Много времени я у тебя не отниму, братец Фил, — принялась убеждать, улещать несговорчивую натуру Вероника, — сделаю этюдно в цифре десяток-другой, может, с полторы сотни эскизиков, состряпаю виртуальную модель в характерных детальках…
С цельномраморным монолитом уродоваться и не подумаю. Отолью из порошка в технике, отработанной на Афродите. Затем вручную отшлифую тебя, милок, до блеска и матового муара. После глянец в мужеской детализированной красе наведу, сверху и снизу.
— Преувеличивать ничего мне тут не будешь, конгенитально, скажем? — мнительно осведомился Филипп. — Патрик на тебя мне как-то жаловался по поводу твоего гиперреализма.
— Будь спок. Как есть, так и будет, виртуально, реально. На загляденье не больше и не меньше. Рационально и сверхрационально.
Вали в душ и одевайся, мил человек. Неча здесь прежде времени голым мужеством отсвечивать… Там перекусим, чем Бог послал, выпьем хорошего дагестанского коньячку за успех нашего сверхнадежного дела…
— …Братец Фил, я вот что тебе скажу… — исповедально произнесла Вероника, взяв Филиппа за руку. — Можешь отпираться понапрасну, ей же ей, не поверю…
Вам с Патриком мне глаза не отвести, пускай на тебе и висит навороченный ритуал сокрытия. Слишком хорошо я знаю вверенное моим заботам твое тело. Уровень у тебя, Фил, круто зашкаливает за двенадцатый круг посвящения…
Насколько далеко, не могу сказать. Да и ни к чему глупой бабе соваться в многоразумные дела старых рыцарей-адептов.

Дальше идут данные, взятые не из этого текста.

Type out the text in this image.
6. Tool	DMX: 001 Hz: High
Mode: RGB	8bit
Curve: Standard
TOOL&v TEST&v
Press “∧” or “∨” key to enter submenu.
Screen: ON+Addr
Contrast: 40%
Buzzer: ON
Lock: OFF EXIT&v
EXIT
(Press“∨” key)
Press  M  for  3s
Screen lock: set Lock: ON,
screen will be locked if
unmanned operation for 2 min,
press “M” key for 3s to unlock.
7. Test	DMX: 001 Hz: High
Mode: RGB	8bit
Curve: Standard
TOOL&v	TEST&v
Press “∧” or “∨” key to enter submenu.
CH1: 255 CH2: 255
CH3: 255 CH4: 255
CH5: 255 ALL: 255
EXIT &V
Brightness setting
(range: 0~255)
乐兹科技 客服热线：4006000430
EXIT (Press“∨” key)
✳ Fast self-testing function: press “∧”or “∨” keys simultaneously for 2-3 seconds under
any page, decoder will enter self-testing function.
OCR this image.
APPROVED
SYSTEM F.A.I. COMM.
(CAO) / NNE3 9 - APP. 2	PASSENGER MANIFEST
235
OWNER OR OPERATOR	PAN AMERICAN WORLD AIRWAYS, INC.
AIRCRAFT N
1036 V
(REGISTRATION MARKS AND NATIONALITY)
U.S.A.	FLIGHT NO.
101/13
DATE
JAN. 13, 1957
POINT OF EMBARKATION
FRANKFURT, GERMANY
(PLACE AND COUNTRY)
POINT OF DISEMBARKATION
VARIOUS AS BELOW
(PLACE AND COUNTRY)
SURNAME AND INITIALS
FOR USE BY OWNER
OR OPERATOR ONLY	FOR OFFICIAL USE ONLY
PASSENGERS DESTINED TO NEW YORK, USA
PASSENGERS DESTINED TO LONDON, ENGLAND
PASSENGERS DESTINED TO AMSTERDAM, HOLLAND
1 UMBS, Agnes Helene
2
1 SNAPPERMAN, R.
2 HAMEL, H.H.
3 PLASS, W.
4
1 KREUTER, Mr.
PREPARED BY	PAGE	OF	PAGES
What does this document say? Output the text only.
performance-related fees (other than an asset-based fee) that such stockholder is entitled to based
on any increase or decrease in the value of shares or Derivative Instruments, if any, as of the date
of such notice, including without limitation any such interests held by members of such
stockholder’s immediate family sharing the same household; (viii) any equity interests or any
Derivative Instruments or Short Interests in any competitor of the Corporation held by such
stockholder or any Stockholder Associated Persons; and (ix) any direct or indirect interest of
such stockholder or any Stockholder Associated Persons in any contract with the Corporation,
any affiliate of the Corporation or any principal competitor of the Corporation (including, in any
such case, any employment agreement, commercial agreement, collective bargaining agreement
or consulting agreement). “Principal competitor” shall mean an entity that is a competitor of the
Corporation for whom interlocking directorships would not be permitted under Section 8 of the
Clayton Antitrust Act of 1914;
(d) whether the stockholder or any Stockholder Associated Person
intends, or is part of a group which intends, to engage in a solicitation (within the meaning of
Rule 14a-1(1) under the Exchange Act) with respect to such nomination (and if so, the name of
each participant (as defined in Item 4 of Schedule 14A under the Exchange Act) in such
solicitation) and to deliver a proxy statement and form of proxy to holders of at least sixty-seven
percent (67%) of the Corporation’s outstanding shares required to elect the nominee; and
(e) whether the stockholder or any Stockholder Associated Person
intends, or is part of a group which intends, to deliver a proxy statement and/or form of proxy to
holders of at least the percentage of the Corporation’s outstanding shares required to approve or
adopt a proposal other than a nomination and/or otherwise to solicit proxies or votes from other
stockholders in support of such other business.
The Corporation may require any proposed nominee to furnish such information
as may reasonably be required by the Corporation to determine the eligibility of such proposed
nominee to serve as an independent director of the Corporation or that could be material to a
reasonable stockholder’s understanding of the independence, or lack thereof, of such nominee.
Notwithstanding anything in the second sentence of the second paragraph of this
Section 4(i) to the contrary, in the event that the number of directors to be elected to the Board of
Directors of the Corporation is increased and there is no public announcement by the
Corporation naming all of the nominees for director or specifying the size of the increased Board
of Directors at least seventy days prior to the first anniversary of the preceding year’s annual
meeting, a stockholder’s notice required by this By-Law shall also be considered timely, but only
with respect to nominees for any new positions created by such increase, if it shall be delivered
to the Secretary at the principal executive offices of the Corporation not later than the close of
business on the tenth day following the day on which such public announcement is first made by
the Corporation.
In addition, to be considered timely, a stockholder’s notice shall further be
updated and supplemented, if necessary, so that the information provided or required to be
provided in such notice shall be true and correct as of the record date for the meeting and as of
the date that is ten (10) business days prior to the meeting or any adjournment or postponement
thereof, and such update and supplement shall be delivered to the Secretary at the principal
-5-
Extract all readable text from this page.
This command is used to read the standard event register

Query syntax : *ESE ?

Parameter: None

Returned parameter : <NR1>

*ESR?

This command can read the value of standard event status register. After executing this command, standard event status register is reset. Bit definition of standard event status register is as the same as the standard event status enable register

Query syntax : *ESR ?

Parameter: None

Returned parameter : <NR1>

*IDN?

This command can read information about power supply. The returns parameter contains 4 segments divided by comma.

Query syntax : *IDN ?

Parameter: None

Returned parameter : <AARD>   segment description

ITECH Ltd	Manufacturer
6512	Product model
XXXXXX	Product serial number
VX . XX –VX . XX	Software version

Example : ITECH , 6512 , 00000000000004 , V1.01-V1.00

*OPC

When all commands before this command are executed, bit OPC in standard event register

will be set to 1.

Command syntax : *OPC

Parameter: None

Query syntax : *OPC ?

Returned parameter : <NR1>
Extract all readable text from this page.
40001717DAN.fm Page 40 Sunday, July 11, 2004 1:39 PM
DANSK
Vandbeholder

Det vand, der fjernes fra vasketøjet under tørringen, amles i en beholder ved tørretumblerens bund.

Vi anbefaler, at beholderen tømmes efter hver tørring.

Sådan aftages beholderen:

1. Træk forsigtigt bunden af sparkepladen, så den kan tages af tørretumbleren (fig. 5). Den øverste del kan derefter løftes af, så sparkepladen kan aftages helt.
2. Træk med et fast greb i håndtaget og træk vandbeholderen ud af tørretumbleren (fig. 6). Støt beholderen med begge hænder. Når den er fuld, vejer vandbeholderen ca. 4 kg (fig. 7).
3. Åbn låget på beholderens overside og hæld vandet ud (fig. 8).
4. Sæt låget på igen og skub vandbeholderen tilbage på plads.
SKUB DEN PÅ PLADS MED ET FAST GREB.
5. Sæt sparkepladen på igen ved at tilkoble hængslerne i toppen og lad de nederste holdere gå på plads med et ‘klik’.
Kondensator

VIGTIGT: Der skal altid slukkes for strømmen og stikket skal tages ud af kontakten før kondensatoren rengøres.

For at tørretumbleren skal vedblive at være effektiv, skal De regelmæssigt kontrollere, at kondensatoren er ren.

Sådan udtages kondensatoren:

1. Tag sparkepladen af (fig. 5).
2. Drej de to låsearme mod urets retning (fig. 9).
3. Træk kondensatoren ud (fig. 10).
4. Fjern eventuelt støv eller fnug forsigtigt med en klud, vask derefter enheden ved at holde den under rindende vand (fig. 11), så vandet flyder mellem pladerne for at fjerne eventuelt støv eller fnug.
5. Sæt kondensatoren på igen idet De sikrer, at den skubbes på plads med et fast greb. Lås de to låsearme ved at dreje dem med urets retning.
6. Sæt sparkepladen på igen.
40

Одно хочу тебе сказать… Погоди, сам повремени становиться адептом. Ну хотя бы до тех пор, пока я не рожу тебе сына. Потерпи, милок, каких-то девять месяцев.
Ты ведь всех нас за собой тянешь в даль туманную: меня, Настену, Анфиску, Машку. Нонче Прасковью нехило захомутал и захоботал.
Вот на прошлой неделе Патрик раз и вычислил у меня десятый круг посвящения. Ей-ей, благослове душе моя Господе.
И благодаря тебе одному, не кому-нибудь другому!
Мой мастер-арматор Николаша сперва не поверил, после того чуть с ума дедуля не съехал от превеликой радости. Что в лобок, что по лбу.
Раньше-то все думали, словно бы «девятка» — мой крайний предел, ультима Тула, как харизматика младшего поколения. Дескать, сиди на жердочке птичка-невеличка, чирикай себе еле слышно.
Теперь я сама не знаю, радоваться мне или горевать… Патрик намекает: не исключено, и двенадцатая ступенечка у меня не за горами.